Experts say that pleasant toilets don't just mean better living standards for the population - it is also a boon for tourism
In order to achieve its goal of becoming an internationally recognized travel destination, Shanghai has embarked on a number of tourism projects such as Disneyland.
But its efforts do not just include high-profile venues - the city has also preened itself in other areas that are closely related to daily life.
Toilets, for instance, are an integral part of the city's strategy to draw tourists.
For the past three years, Shanghai's authorities have been going to great lengths to improve the state of its public toilets.
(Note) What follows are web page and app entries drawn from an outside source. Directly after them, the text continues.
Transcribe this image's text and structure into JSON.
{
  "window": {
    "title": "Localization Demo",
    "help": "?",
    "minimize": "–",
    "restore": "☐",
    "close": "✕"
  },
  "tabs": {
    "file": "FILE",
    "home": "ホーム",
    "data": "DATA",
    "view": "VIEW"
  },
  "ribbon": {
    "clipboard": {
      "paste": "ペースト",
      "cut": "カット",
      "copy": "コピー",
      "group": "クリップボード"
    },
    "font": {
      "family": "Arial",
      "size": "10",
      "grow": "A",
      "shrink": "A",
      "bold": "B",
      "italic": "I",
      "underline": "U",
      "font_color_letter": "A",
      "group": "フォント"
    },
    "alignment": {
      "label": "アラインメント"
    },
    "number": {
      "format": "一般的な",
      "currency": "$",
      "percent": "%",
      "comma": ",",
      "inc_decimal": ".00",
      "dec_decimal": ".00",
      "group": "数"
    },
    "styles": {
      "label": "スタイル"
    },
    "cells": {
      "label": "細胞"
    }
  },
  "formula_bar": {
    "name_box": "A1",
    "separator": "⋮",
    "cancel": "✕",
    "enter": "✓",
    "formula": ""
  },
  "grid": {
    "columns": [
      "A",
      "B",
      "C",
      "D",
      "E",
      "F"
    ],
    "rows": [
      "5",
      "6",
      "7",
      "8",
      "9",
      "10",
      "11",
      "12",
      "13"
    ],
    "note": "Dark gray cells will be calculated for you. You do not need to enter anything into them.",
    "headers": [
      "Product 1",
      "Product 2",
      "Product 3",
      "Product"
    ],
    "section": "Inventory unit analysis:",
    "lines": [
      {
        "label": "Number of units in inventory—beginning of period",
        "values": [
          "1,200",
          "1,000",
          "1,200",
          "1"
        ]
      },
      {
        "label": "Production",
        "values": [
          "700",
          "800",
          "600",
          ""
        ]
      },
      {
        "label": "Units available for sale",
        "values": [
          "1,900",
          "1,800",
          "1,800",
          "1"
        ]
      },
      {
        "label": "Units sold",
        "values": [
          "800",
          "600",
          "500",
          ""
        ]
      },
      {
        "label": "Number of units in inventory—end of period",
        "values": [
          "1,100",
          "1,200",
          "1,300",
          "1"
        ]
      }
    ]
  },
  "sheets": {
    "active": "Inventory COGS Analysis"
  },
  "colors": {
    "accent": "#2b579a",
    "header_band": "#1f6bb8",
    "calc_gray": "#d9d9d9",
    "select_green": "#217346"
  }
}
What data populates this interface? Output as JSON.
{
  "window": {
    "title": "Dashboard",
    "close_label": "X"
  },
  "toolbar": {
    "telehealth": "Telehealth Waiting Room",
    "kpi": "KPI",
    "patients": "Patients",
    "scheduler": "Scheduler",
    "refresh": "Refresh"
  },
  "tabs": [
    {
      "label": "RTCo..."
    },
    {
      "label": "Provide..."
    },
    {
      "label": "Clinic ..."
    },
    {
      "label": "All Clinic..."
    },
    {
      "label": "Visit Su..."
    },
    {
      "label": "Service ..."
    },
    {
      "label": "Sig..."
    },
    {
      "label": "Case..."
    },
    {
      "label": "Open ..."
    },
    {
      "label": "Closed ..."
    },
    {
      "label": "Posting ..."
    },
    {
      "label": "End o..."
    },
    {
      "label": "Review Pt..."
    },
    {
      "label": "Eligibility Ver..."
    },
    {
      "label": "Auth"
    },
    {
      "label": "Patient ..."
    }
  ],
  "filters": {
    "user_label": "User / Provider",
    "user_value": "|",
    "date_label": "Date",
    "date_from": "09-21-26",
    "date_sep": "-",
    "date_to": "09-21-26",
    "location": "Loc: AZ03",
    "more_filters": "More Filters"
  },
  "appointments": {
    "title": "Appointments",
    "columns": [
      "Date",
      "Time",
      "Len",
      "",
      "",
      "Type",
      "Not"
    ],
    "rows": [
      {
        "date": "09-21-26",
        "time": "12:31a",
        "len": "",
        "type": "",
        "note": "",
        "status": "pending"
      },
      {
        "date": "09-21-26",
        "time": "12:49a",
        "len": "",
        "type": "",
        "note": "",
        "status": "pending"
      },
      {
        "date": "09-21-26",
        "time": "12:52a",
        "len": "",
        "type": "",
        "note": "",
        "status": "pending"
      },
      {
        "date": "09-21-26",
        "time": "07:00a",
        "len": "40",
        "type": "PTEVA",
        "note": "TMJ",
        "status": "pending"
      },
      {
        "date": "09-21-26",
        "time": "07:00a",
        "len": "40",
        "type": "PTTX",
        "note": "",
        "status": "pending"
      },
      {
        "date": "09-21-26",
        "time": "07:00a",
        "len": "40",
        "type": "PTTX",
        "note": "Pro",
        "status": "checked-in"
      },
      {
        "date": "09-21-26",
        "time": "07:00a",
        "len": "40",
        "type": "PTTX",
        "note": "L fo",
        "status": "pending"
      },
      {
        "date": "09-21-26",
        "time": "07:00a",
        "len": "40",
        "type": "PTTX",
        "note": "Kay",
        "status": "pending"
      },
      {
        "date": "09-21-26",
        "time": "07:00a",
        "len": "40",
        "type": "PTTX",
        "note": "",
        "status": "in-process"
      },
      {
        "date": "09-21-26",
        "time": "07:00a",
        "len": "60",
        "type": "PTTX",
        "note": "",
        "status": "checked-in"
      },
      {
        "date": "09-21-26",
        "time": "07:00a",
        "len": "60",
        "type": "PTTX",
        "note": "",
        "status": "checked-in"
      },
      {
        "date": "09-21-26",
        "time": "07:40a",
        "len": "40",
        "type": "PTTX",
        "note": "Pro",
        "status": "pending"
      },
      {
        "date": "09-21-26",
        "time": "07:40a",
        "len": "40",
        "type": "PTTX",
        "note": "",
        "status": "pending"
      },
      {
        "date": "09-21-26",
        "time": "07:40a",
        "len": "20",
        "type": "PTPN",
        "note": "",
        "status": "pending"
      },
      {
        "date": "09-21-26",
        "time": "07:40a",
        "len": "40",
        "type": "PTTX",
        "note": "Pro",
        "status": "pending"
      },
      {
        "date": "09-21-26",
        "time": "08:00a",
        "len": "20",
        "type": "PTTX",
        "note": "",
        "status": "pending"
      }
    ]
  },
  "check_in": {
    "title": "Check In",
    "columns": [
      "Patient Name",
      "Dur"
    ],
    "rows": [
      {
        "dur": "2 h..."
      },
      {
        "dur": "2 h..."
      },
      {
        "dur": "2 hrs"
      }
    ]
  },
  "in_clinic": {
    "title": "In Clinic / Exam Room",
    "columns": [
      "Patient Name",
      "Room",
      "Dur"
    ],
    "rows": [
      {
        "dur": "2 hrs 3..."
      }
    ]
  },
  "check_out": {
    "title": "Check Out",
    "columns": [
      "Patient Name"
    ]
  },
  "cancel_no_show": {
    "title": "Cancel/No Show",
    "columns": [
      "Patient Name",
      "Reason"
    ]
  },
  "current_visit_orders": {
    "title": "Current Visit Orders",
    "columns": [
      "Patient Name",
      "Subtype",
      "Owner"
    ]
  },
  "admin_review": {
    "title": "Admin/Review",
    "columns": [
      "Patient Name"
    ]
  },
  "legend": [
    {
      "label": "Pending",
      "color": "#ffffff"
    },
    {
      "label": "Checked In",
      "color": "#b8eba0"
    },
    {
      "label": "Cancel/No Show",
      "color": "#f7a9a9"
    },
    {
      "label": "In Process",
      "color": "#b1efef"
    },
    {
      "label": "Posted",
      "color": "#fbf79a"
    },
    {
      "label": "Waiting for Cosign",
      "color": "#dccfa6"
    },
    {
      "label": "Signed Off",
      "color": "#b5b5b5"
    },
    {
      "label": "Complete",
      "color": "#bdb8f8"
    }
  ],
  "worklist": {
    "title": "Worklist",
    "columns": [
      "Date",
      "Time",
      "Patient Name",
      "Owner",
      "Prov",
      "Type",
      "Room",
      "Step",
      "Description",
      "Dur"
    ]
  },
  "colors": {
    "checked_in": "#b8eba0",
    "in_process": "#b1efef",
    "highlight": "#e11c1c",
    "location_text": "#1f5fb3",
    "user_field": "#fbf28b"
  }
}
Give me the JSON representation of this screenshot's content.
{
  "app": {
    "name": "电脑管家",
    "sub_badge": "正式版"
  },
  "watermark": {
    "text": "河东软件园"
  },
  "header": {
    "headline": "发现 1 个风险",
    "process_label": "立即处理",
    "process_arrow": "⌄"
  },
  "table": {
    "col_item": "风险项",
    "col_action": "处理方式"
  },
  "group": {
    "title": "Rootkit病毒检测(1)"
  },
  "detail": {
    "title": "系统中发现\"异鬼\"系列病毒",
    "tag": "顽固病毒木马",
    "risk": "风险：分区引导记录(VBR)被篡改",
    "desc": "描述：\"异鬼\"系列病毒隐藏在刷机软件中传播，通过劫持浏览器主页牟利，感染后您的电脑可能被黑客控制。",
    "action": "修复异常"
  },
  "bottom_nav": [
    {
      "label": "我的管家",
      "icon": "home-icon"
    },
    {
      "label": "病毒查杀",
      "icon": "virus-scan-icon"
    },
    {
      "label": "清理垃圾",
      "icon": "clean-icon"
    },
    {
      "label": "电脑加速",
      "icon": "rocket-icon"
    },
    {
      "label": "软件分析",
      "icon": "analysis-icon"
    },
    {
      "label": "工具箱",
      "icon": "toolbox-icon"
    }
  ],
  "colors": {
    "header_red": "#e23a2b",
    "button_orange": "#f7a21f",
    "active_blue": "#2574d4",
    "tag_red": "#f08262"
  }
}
According to the Shanghai Working Committee on Children and Women, there were 8,700 public toilets in operation in the city as of the end of last year, among which 2,4000 were rated as environmentally friendly.
In a public commentary by Wan Zhe, chief economist at the International Cooperation Center which is affiliated to the National Development and Reform Commission, toilets are said to have a significant impact on the tourism economy.
The move to create better spaces for people to relieve themselves is in line with the central government's call for a "toilet revolution" in the country. During a meeting with the country's tourism administrators and companies in late November, President Xi Jinping applauded their efforts in improving the state of public toilets all over the country, stressing that poorly maintained restrooms can impair the standard of living.
In Shanghai, some of the public restrooms have even been turned into tourist attractions. For example, the panda-themed toilet in Shanghai Zoo was last year widely recognized as one of the best public toilets in the city. The move to include information about pandas on the walls of the restroom was applauded by children and their parents.
Meanwhile, the Duolun Road public toilet, which is located at the east entrance of Luxun Park in northeastern Shanghai, has been rated as the most beautiful toilet in the city for three consecutive years since 2014. The 38-square-meter space features a special ceiling that helps to ventilate the area naturally and it even provides commonly available medication, reading glasses and umbrellas for users.